Botchie pointed out that the town would not be paying the state police for their service under the agreement, as the arrangement will be an exchange — Millville town hall space for added police presence.
“My hope is to have better response time for Millville residents,” she said. “And more patrolling – not only in Millville, but in our surrounding unincorporated areas and developments that butt right up to Millville. And this will lessen the burden for our neighboring Ocean View Police Department.”
Botchie cited that, in 2008, of Ocean View’s 212 assists to the DSP, 27 were in Millville; in 2009, of the 193 assists from the OVPD, 29 were in Millville; in 2010, of 210 assists, 10 were in Millville. Over the past three years, there were 615 assists to the DSP, with a total of 66 in Millville, equaling 10.73 percent of the OVPD’s total assists. The two towns had been in discussion over a possible agreement for OVPD to provide service in Millville, but that notion stalled amid discussion of the finances.
Hocker said that he’s absolutely thrilled of the prospect of a greater police presence in the area – not only as a resident, but as a business owner.
“Since Troop 4 reassigned their territories, I know that they’ve been trying to keep a trooper in this area. And the last three shoplifters we’ve caught, the troopers have been there in less than 10 minutes. So they’re certainly making more of a presence in this area, and it’s definitely needed.”
Other councilmembers are equally excited about the partnership. Councilwoman Joan Bennett, who has been a longtime proponent of increasing public safety within the town, said it’s a “step in the right direction.”
“I think it is always wonderful when both parties can benefit from an arrangement like the one that Millville and the state police will be entering into.
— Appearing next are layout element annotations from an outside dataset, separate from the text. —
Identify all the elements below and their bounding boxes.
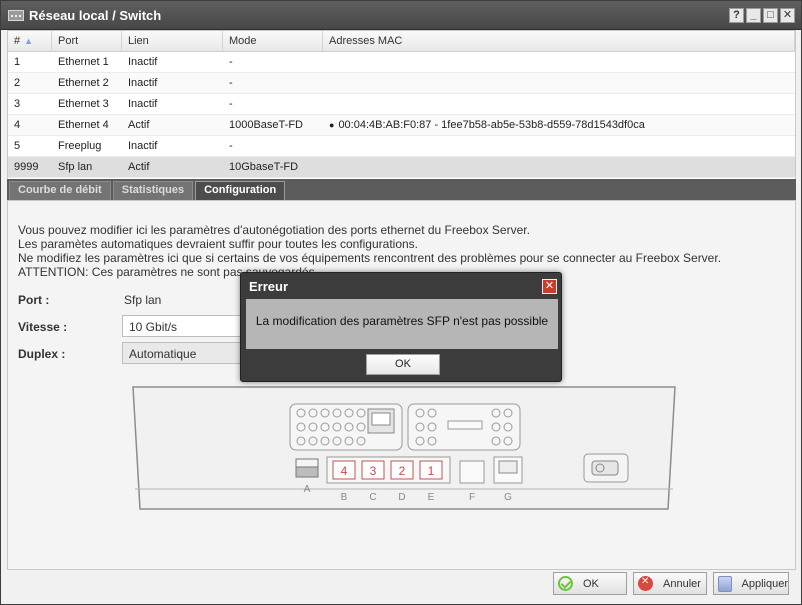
table-row[interactable]: 1 Ethernet 1 Inactif - bbox=[8, 52, 795, 73]
table-row[interactable]: 5 Freeplug Inactif - bbox=[8, 136, 795, 157]
ok-button[interactable]: OK bbox=[553, 572, 627, 595]
cell-port: Ethernet 1 bbox=[58, 56, 109, 68]
port-label-1: 1 bbox=[428, 464, 435, 478]
tab-bar: Courbe de débit Statistiques Configurati… bbox=[7, 179, 796, 200]
column-header-id[interactable]: # ▲ bbox=[8, 31, 52, 51]
cell-mac bbox=[323, 94, 795, 114]
close-button[interactable]: ✕ bbox=[780, 8, 795, 23]
cell-mode: - bbox=[229, 56, 233, 68]
cell-id: 5 bbox=[14, 140, 21, 152]
info-text: Vous pouvez modifier ici les paramètres … bbox=[18, 223, 721, 279]
duplex-label: Duplex : bbox=[18, 347, 66, 361]
cell-port: Freeplug bbox=[58, 140, 102, 152]
cell-id: 2 bbox=[14, 77, 21, 89]
minimize-button[interactable]: _ bbox=[746, 8, 761, 23]
cell-lien: Actif bbox=[128, 119, 150, 131]
window-title: Réseau local / Switch bbox=[29, 8, 162, 23]
freebox-server-diagram: 4 3 2 1 A B C D E F G bbox=[132, 386, 676, 510]
table-row[interactable]: 2 Ethernet 2 Inactif - bbox=[8, 73, 795, 94]
cell-id: 9999 bbox=[14, 161, 39, 173]
speed-select[interactable]: 10 Gbit/s bbox=[122, 315, 252, 337]
bullet-icon: ● bbox=[329, 120, 335, 130]
cell-lien: Inactif bbox=[128, 98, 158, 110]
port-letter-a: A bbox=[304, 484, 311, 495]
tab-configuration[interactable]: Configuration bbox=[195, 181, 286, 200]
dialog-title: Erreur bbox=[249, 279, 289, 294]
cell-mode: 1000BaseT-FD bbox=[229, 119, 303, 131]
help-button[interactable]: ? bbox=[729, 8, 744, 23]
cell-mode: - bbox=[229, 140, 233, 152]
cell-mode: - bbox=[229, 77, 233, 89]
grid-header: # ▲ Port Lien Mode Adresses MAC bbox=[8, 31, 795, 52]
cell-mac bbox=[323, 136, 795, 156]
cell-id: 1 bbox=[14, 56, 21, 68]
title-bar[interactable]: Réseau local / Switch ? _ □ ✕ bbox=[1, 1, 801, 30]
ports-grid: # ▲ Port Lien Mode Adresses MAC 1 Etherne… bbox=[7, 30, 796, 180]
cell-mac bbox=[323, 73, 795, 93]
dialog-ok-button[interactable]: OK bbox=[366, 354, 440, 375]
cancel-label: Annuler bbox=[663, 577, 701, 590]
tab-statistiques[interactable]: Statistiques bbox=[112, 181, 194, 200]
cell-mac bbox=[323, 52, 795, 72]
cell-port: Sfp lan bbox=[58, 161, 93, 173]
port-letter-c: C bbox=[369, 492, 376, 503]
switch-icon bbox=[8, 10, 24, 21]
port-letter-b: B bbox=[341, 492, 348, 503]
error-dialog: Erreur ✕ La modification des paramètres … bbox=[240, 272, 562, 382]
duplex-select[interactable]: Automatique bbox=[122, 342, 252, 364]
cancel-button[interactable]: Annuler bbox=[633, 572, 707, 595]
column-header-lien[interactable]: Lien bbox=[122, 31, 223, 51]
cell-mode: - bbox=[229, 98, 233, 110]
cell-lien: Inactif bbox=[128, 56, 158, 68]
port-label-3: 3 bbox=[370, 464, 377, 478]
configuration-panel: Vous pouvez modifier ici les paramètres … bbox=[7, 200, 796, 570]
cell-id: 3 bbox=[14, 98, 21, 110]
tab-courbe-de-debit[interactable]: Courbe de débit bbox=[9, 181, 111, 200]
maximize-button[interactable]: □ bbox=[763, 8, 778, 23]
info-line: Vous pouvez modifier ici les paramètres … bbox=[18, 223, 530, 237]
sort-asc-icon: ▲ bbox=[24, 36, 34, 46]
port-label-4: 4 bbox=[341, 464, 348, 478]
speed-label: Vitesse : bbox=[18, 320, 68, 334]
dialog-close-icon[interactable]: ✕ bbox=[542, 279, 557, 294]
port-label-2: 2 bbox=[399, 464, 406, 478]
cell-mac: ● 00:04:4B:AB:F0:87 - 1fee7b58-ab5e-53b8-… bbox=[323, 115, 795, 135]
port-label: Port : bbox=[18, 293, 50, 307]
table-row-selected[interactable]: 9999 Sfp lan Actif 10GbaseT-FD bbox=[8, 157, 795, 178]
port-letter-g: G bbox=[504, 492, 512, 503]
cell-lien: Inactif bbox=[128, 77, 158, 89]
port-letter-d: D bbox=[398, 492, 405, 503]
cell-mode: 10GbaseT-FD bbox=[229, 161, 299, 173]
ok-label: OK bbox=[583, 577, 599, 590]
cell-lien: Inactif bbox=[128, 140, 158, 152]
cancel-icon bbox=[638, 576, 653, 591]
checkmark-icon bbox=[558, 576, 573, 591]
cell-port: Ethernet 3 bbox=[58, 98, 109, 110]
info-line: Les paramètes automatiques devraient suf… bbox=[18, 237, 419, 251]
dialog-body: La modification des paramètres SFP n'est… bbox=[246, 299, 558, 349]
port-value: Sfp lan bbox=[124, 293, 162, 307]
dialog-message: La modification des paramètres SFP n'est… bbox=[255, 314, 549, 328]
cell-port: Ethernet 4 bbox=[58, 119, 109, 131]
apply-icon bbox=[718, 575, 732, 592]
apply-button[interactable]: Appliquer bbox=[713, 572, 789, 595]
apply-label: Appliquer bbox=[741, 577, 788, 590]
port-letter-e: E bbox=[428, 492, 435, 503]
cell-lien: Actif bbox=[128, 161, 150, 173]
cell-id: 4 bbox=[14, 119, 21, 131]
mac-address: 00:04:4B:AB:F0:87 - 1fee7b58-ab5e-53b8-d… bbox=[338, 119, 645, 131]
column-header-mac[interactable]: Adresses MAC bbox=[323, 31, 795, 51]
port-letter-f: F bbox=[469, 492, 475, 503]
info-line: Ne modifiez les paramètres ici que si ce… bbox=[18, 251, 722, 265]
cell-mac bbox=[323, 157, 795, 177]
table-row[interactable]: 3 Ethernet 3 Inactif - bbox=[8, 94, 795, 115]
table-row[interactable]: 4 Ethernet 4 Actif 1000BaseT-FD ● 00:04:4… bbox=[8, 115, 795, 136]
cell-port: Ethernet 2 bbox=[58, 77, 109, 89]
column-header-mode[interactable]: Mode bbox=[223, 31, 323, 51]
column-header-port[interactable]: Port bbox=[52, 31, 122, 51]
A win-win is always a good thing. And I am particularly enthusiastic about the prospect of some additional level of police presence in Millville with this new arrangement, since I have been a longtime advocate of increasing public safety coverage in the town of Millville.”
“I think it’s a great deal,” added Councilman Robert Gordon. “I think, for the State Police to have a location that they’re not going back and forth to Georgetown, running back and forth, to be a midpoint or even a stopping point – just for the police to ride through the town – that shows a presence.”
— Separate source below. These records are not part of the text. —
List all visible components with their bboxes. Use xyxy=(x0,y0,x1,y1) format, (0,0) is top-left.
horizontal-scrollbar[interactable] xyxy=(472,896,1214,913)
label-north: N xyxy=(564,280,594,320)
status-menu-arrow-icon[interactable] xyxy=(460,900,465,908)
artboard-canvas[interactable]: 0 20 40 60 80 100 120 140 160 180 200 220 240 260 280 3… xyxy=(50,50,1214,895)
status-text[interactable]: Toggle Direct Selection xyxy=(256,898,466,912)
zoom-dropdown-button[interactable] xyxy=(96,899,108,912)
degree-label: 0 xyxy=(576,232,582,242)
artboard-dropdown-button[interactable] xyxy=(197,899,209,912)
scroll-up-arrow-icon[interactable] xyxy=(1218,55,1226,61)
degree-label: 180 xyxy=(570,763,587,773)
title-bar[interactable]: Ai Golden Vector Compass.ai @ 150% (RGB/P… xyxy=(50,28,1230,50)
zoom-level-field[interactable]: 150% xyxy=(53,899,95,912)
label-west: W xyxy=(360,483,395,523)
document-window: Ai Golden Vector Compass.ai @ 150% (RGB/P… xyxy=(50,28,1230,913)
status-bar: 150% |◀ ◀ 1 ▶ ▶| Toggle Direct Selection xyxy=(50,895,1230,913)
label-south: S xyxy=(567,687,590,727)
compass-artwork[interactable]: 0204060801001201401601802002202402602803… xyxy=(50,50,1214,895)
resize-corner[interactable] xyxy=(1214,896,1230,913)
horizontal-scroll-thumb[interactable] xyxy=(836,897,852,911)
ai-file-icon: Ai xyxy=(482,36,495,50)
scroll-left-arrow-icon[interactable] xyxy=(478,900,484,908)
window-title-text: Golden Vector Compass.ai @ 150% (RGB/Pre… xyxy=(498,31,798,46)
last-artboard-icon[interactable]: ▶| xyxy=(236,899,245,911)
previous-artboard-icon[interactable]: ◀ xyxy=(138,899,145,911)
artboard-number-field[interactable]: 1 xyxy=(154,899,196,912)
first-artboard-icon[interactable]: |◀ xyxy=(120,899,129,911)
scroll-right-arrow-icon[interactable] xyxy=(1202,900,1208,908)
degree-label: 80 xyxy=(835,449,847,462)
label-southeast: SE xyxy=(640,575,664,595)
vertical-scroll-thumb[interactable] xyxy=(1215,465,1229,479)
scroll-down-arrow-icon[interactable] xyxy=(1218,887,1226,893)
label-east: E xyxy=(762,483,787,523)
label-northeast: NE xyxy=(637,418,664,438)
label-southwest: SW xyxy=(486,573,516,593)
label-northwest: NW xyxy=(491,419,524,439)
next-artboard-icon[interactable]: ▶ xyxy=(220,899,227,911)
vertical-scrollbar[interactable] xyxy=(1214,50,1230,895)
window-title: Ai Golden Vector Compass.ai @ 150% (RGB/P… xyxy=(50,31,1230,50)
The town is still in the early phases of the arrangement and has to iron out a few more details before bringing it to a formal vote of the council.
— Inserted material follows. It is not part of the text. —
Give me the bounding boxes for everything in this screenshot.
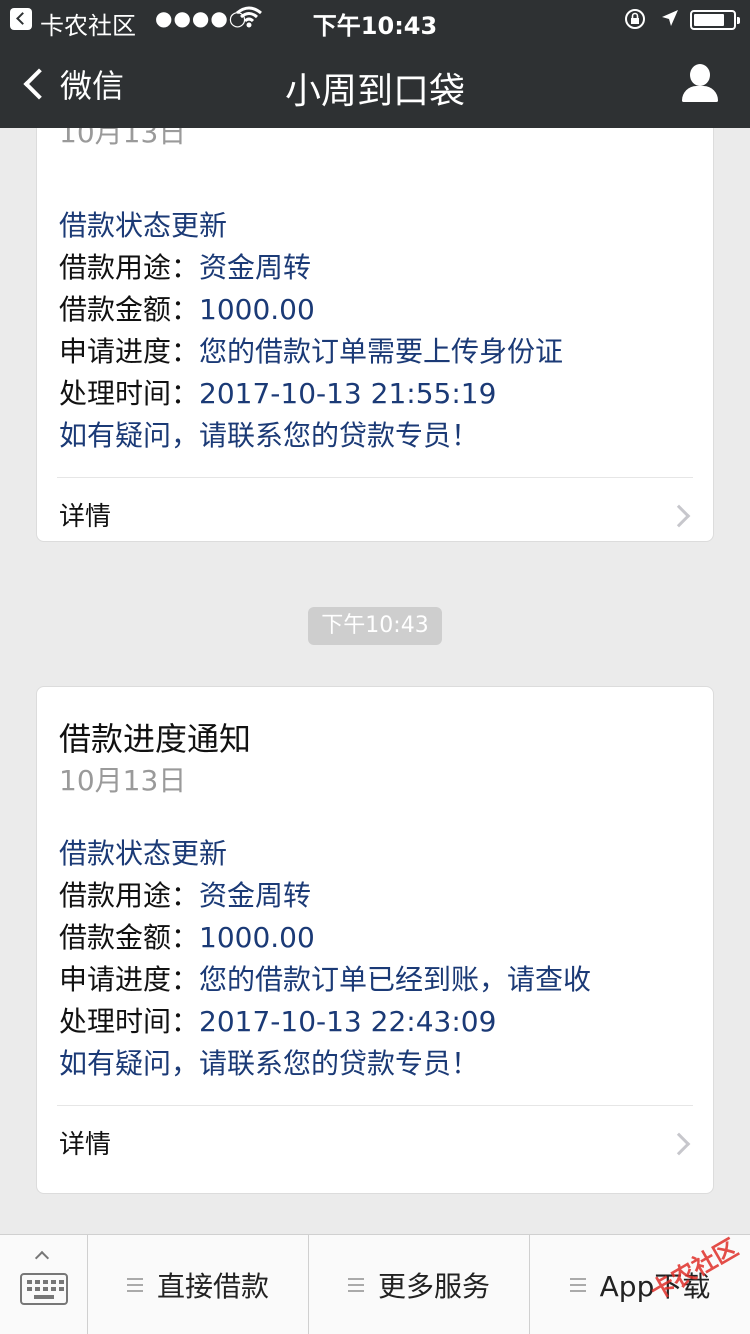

“At this point, they’re still in the discussion phase,” said Thompson. “There’s going to have to be some vote, in terms of formalizing the relationship, whether that’s through a lease or a memorandum of understanding. It sounds like the talks have been productive to the point where they’re getting close to those details, which is great.”
“We’re going to move forward, but slowly,” added Botchie. “My gut is telling me that this will end up being a very beneficial arrangement. That Millville can help subsidize for them to have them here, it’s worth it.”
Until everything is up and running, the town will continue to pay the DSP per their scheduled requests for coverage in the town, to ensure safety for residents and visitors.
“Obviously, the community would like more of a police presence, and this is just one avenue in which we can increase patrol in and around the Millville area,” said Harris. “The Delaware State Police is excited about it, and we want to get up and running as soon as possible.”
So far, the town and council have received positive feedback from business owners and community members, and they are excited to take the next step.
“People are glad to see anytime that they know more troopers are going to be in this area, and certainly they know it’s beneficial,” said Hocker. “We just want to stress that this is the baby steps to a long-term advantage to the community, and we certainly welcome any comments from anybody – whether they’re in Millville or not in Millville.”